Create bulk_register_activities atomic RPC function
epic-proxy-activity-registration-foundation-task-002 — Implement a PostgreSQL function `bulk_register_activities(records jsonb[])` that inserts multiple activity rows in a single transaction, populating `registered_by` from the calling auth user and `attributed_to` from each record's payload. The function must roll back the entire batch on any constraint violation and return inserted row IDs.
Acceptance Criteria
Technical Requirements
Execution Context
Tier 1 - 540 tasks
Can start after Tier 0 completes
Implementation Notes
Use a single INSERT INTO activities (...) SELECT ... FROM jsonb_array_elements($1) as r pattern for performance — avoid PL/pgSQL FOR loops which issue individual inserts. Extract organization_id from the calling user's profile or JWT claims at the start of the function and use it to validate all attributed_to UUIDs in one batch query before inserting. Structure: (1) validate input array not null, (2) resolve calling user's org, (3) validate all attributed_to IDs belong to same org in one query, (4) bulk insert via jsonb_array_elements, (5) return array_agg of inserted IDs.

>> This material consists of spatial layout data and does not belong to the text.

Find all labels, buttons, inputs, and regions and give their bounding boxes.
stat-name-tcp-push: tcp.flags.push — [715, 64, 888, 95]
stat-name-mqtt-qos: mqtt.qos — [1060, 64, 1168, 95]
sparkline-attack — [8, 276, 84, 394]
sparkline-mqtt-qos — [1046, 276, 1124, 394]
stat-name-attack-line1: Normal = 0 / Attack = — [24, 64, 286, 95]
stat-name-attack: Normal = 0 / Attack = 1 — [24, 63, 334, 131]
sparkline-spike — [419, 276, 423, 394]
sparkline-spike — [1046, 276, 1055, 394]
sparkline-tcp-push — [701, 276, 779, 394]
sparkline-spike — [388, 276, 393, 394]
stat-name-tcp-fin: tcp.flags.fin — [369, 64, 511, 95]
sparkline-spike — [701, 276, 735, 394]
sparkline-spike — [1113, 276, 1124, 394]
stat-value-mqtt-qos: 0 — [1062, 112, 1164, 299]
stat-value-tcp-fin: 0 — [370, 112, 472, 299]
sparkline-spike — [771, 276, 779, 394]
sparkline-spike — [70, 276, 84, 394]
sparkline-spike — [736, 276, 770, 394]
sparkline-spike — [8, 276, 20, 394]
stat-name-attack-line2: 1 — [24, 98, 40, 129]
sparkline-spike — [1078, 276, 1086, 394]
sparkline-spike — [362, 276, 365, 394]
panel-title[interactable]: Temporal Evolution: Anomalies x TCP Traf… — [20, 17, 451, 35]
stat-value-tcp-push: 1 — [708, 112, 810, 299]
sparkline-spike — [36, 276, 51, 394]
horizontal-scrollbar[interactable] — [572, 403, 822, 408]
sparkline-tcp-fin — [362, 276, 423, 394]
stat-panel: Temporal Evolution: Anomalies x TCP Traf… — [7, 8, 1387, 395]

Wrap the entire body in a single transaction (implicit in PostgreSQL functions). Register the function in the Supabase types generation so the Dart client gets a strongly typed rpc() call.
Testing Requirements
Integration tests against a local Supabase instance: (1) insert batch of 5 valid records and verify all 5 IDs returned and rows exist in activities table, (2) insert batch where one record has an invalid attributed_to UUID — verify full rollback and no rows inserted, (3) insert batch where one record violates a NOT NULL constraint — verify full rollback, (4) insert empty array — verify empty array returned, (5) verify registered_by on all inserted rows equals the calling user's auth.uid() regardless of payload content, (6) attempt call from a user in a different organization — verify rejection. Run via Supabase CLI with `supabase functions serve` or direct psql test scripts.
The activities table migration adding registered_by and attributed_to columns may conflict with existing RLS policies or FK constraints if the user profile table structure differs from assumptions, blocking all subsequent epics.
Mitigation & Contingency
Mitigation: Review existing activities table schema and RLS policies before writing the migration. Run the migration against a staging database clone first. Write rollback scripts alongside the migration.
Contingency: If migration fails in staging, isolate the conflict with a targeted schema audit, adjust FK references or RLS policy scope, and re-run before touching production.
The RLS policy must filter proxy inserts to the coordinator's chapter scope. If the chapter-scope resolver pattern differs between organisations (multi-chapter coordinators in NHF vs single-chapter in HLF), the policy may be too broad or too restrictive.
Mitigation & Contingency
Mitigation: Design the RLS policy to accept a coordinator's full set of assigned chapter IDs (array) rather than a single chapter_id. Validate the policy against NHF multi-chapter test fixtures during the integration test phase.
Contingency: If the policy is found to be incorrect after deployment, introduce a server-side validation edge function as a safety net while the RLS policy is corrected.
The bulk_register_activities RPC function may time out or cause lock contention when inserting large participant batches (e.g. 40+ peer mentors in a single group session), degrading the user experience.
Mitigation & Contingency
Mitigation: Benchmark the RPC function with 50-participant batches during development. Use unnest-based bulk insert rather than row-by-row PL/pgSQL loops. Set a reasonable statement_timeout.
Contingency: If performance is insufficient, split the client-side submission into chunks of 20 participants with progress feedback, rather than a single RPC call.